Originally published by Police1
The science behind simulation training is robust and well-established. However, many police trainers are not taking full advantage of simulators to not only impact outcomes but to improve the use of law enforcement’s limited training time.
There are many ways agencies can leverage these advantages. Accounting for the critical influence of the spacing effect and interleaving can have positive impacts on training efficacy.
The spacing effect is an established phenomenon in psychology that has been supported by several studies. [1-3]
By spacing out study sessions, the brain can consolidate information more effectively and transfer it from short-term memory to long-term memory enhancing learning and retention. [1,4]
Rather than cramming (massing) all necessary training into a single session, spread it out over several sessions. This will give officers time to process and consolidate the information they are learning, which can improve their retention of the material. 
Research has shown that spaced training sessions can improve the retention of skills and knowledge,  as well as reduce the risk of errors and accidents. This effect can be particularly useful in police firearms training, as it can help officers to learn and retain the necessary skills to use their weapons safely and effectively.
Many agencies engage in a quarterly 10-hour training day, or some type of massed practice. The reality is a half hour each week spread over that same quarter provides more training value.
I recommend a method called “extended briefing training.” This concept maximizes the value of the overlap that often occurs when one shift is coming to work while another is still on the road. This shift overlap provides a training opportunity that can mitigate overtime and staffing issues connected to training and bring significant results. These micro-training moments are impactful. When the simulator is available for this extended briefing training it can facilitate spaced practice. The VirTra simulator and certified VICTA content would allow for a 15-20min firearms practice session on Monday, work on contact and cover on Tuesday, threat discrimination on Wednesday, and de-escalation on Thursday. The following week these and other skills can be worked in.
Interleaving training involves mixing up different types and practice exercises rather than focusing on just one type at a time.

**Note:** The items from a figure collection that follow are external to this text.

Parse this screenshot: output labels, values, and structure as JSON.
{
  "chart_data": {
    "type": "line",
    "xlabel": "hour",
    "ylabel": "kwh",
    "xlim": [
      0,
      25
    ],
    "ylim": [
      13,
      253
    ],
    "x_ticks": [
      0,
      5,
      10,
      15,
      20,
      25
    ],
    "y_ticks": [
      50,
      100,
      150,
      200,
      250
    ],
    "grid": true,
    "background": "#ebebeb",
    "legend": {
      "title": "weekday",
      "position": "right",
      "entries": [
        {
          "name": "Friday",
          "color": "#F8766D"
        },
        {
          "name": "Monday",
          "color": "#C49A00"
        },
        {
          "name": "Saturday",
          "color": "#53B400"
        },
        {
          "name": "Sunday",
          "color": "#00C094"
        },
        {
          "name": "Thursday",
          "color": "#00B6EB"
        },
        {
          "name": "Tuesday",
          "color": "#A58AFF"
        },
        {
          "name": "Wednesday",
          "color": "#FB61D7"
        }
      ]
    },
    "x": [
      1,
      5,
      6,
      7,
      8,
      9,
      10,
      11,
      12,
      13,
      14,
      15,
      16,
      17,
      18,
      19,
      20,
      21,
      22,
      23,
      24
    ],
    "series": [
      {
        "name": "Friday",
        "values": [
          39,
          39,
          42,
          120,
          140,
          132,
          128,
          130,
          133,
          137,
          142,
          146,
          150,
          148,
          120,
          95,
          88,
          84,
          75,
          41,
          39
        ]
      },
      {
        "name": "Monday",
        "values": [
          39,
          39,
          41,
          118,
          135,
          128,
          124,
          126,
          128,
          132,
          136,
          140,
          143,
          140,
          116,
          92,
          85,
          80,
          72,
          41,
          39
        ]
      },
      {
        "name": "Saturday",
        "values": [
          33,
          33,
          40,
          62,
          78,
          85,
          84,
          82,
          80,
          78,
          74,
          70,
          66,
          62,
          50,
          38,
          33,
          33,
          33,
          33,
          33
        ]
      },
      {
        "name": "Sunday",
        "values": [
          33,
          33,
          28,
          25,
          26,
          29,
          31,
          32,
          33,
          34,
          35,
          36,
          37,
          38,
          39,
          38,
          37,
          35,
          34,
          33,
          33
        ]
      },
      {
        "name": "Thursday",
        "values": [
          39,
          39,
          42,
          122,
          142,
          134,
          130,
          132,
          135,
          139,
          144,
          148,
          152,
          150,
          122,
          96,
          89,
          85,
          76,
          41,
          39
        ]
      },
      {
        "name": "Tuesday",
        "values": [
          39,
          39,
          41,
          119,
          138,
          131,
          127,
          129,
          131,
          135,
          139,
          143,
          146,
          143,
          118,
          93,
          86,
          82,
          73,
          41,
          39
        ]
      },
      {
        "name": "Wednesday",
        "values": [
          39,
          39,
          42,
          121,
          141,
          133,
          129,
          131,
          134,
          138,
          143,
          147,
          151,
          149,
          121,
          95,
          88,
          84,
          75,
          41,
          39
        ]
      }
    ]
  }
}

For example, rather than spending an entire session practicing one shooting technique, officers could alternate between practicing different techniques, engaging in scenario-based training, and reviewing relevant policies and procedures. This can help enhance learning by forcing officers to apply their skills and knowledge in a more varied and challenging context. [5,6]
Simulation training is a powerful way to create interleaving. Using a three-screen or five-screen simulator, concepts such as contact and cover, less-lethal deployment, de-escalation, active shooter and basic firearms skills can all be mixed into the training session. This prevents Maslow’s Hammer problem, where if you are over-reliant on a hammer, you are more apt to treat everything as if it is a nail. It also forces a key piece of all law enforcement contacts: decision-making.
This type of practice involves breaking training sessions into shorter, more frequent sessions, rather than one long session. For example, rather than conducting a four-hour training session, or that 10-hour session mentioned earlier, officers could instead have four one-hour training sessions spread out over several weeks. This can help to minimize the effects of fatigue and enhance learning.  Allowing officers to train with a deliberate focus on it, minus the fatigue that sets in mentally and physically within an hour for most, provides advantages over longer, less focused sessions.
Overall, by using the spacing effect and interleaving to enhance police training, officers can improve their ability to use their weapons safely and effectively and train in decision-making while reducing the risk of accidents and errors on the job. This can ultimately contribute to the safety and well-being of both officers and the communities they serve.
1. Cepeda NJ, Pashler H, Vul E, Wixted JT, Rohrer D. (2006.) Distribute practice in verbal recall tasks: A review of quantitiative synthesis. Psychological Bulletin, 132(3), 354-380.
2. Donovan JJ, Radosevich DJ. (1999.) A meta-analytic review of the distribution of practice effect: Now you see it, now you don’t. Journal of Applied Psychology, 84(5), 795-805.
3. Roediger HL, Karpicke JD. (2006.) The Power of Testing Memory: Basic Research and Implications for Educational Practice. Perspectives on Psychological Science, 1(3), 181–210.
4. Anderson R, Sebaldt A, Lin Y, Cheng A. (2019.) Optimal training frequency for acquisition and retention of high-quality CPR skills: a randomized trial. Resuscitation, 135, 153-161.
5. Shea JB, Morgan RL. (1979.) Contextual Interference Effects on the Acquisition, Retention, and Transfer of a Motor Skill. Journal of Experimental Psychology: Human Learning and Memory, 5, 179-187.
6. Taylor K, Rohrer D. (2010.) The effects of interleaved practice. Applied Cognitive Psychology, 24(6), 837-848.
7. Dempster FN. (1989.) Distributing and managing the conditions of encoding and practice. In L. S. Cermak & F. I. M. Craik (Eds.), Levels of processing in human memory (pp. 317-344). Lawrence Erlbaum Associates.